Newport still on hold
While the likes of Acme and Nextone developed a range of small to mid-sized products and then built up scale and functionality, Newport dived in at the top end, developing and launching a monster SBC designed to sit at the interconnect points of large carrier IP networks and handle large volumes of IP traffic.
It staged its IPO in London in May 2004, joining the market with a price per share of 71 pence, and then launched its 1460 SBC product, targeting Tier 1 operators, in July that year. (See Session Controller IPO Scores Success and Newport to Ship Session Controller .)
But the company built its product too big too early, and it became apparent that large carriers weren't taking the bait. Its share price slumped, funds were eaten up, and the company was forced to raise more money in January this year. (See Newport Needs Another $27M.)

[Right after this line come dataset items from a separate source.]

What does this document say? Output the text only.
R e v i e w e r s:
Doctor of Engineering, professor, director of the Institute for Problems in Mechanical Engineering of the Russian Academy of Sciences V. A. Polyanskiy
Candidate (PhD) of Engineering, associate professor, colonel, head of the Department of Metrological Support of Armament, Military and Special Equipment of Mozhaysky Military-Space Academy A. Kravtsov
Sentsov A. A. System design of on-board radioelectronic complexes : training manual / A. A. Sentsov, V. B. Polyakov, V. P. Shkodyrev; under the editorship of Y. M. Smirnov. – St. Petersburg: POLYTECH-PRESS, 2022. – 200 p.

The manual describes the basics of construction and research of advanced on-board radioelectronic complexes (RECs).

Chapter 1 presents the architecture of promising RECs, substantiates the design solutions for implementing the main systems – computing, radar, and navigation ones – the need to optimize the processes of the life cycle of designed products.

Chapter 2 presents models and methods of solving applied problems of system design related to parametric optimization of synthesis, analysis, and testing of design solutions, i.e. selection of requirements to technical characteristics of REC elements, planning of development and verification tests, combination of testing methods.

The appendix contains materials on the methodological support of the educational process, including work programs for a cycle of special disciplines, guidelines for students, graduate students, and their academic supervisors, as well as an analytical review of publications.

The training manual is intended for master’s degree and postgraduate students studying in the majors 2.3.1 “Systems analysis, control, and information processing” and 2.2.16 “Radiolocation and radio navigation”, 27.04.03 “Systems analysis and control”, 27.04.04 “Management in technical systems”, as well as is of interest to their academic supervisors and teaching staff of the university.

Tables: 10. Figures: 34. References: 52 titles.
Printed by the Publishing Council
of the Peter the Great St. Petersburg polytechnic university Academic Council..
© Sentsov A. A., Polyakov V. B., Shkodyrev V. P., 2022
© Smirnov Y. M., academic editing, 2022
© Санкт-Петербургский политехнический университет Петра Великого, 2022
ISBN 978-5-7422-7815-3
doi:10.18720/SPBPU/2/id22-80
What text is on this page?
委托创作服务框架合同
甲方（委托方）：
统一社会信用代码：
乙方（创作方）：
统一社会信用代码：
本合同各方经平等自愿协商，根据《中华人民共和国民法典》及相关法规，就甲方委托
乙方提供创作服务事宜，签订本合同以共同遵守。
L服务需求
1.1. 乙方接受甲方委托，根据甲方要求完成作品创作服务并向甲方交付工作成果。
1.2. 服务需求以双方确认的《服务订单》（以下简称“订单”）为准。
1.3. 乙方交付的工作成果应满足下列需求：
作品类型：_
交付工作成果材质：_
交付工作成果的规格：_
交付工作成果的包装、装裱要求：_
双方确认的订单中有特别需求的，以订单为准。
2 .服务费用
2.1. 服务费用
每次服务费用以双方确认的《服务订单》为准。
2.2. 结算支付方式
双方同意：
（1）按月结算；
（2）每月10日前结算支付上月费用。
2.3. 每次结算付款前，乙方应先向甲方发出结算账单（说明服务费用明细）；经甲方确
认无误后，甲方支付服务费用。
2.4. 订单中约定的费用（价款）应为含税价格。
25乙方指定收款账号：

Since then, the company has talked about an impending deal with a major carrier, but in its interim report for the first six months of 2006, issued this morning, chairman Sir Terry Matthews noted that "negotiations with a particular large service provider continue but we cannot be certain with respect to timing or whether we will be successful."
That wasn't the only bad news. The company has hardly any revenues, is losing nine times more than it's bringing in, and is cutting its headcount to survive.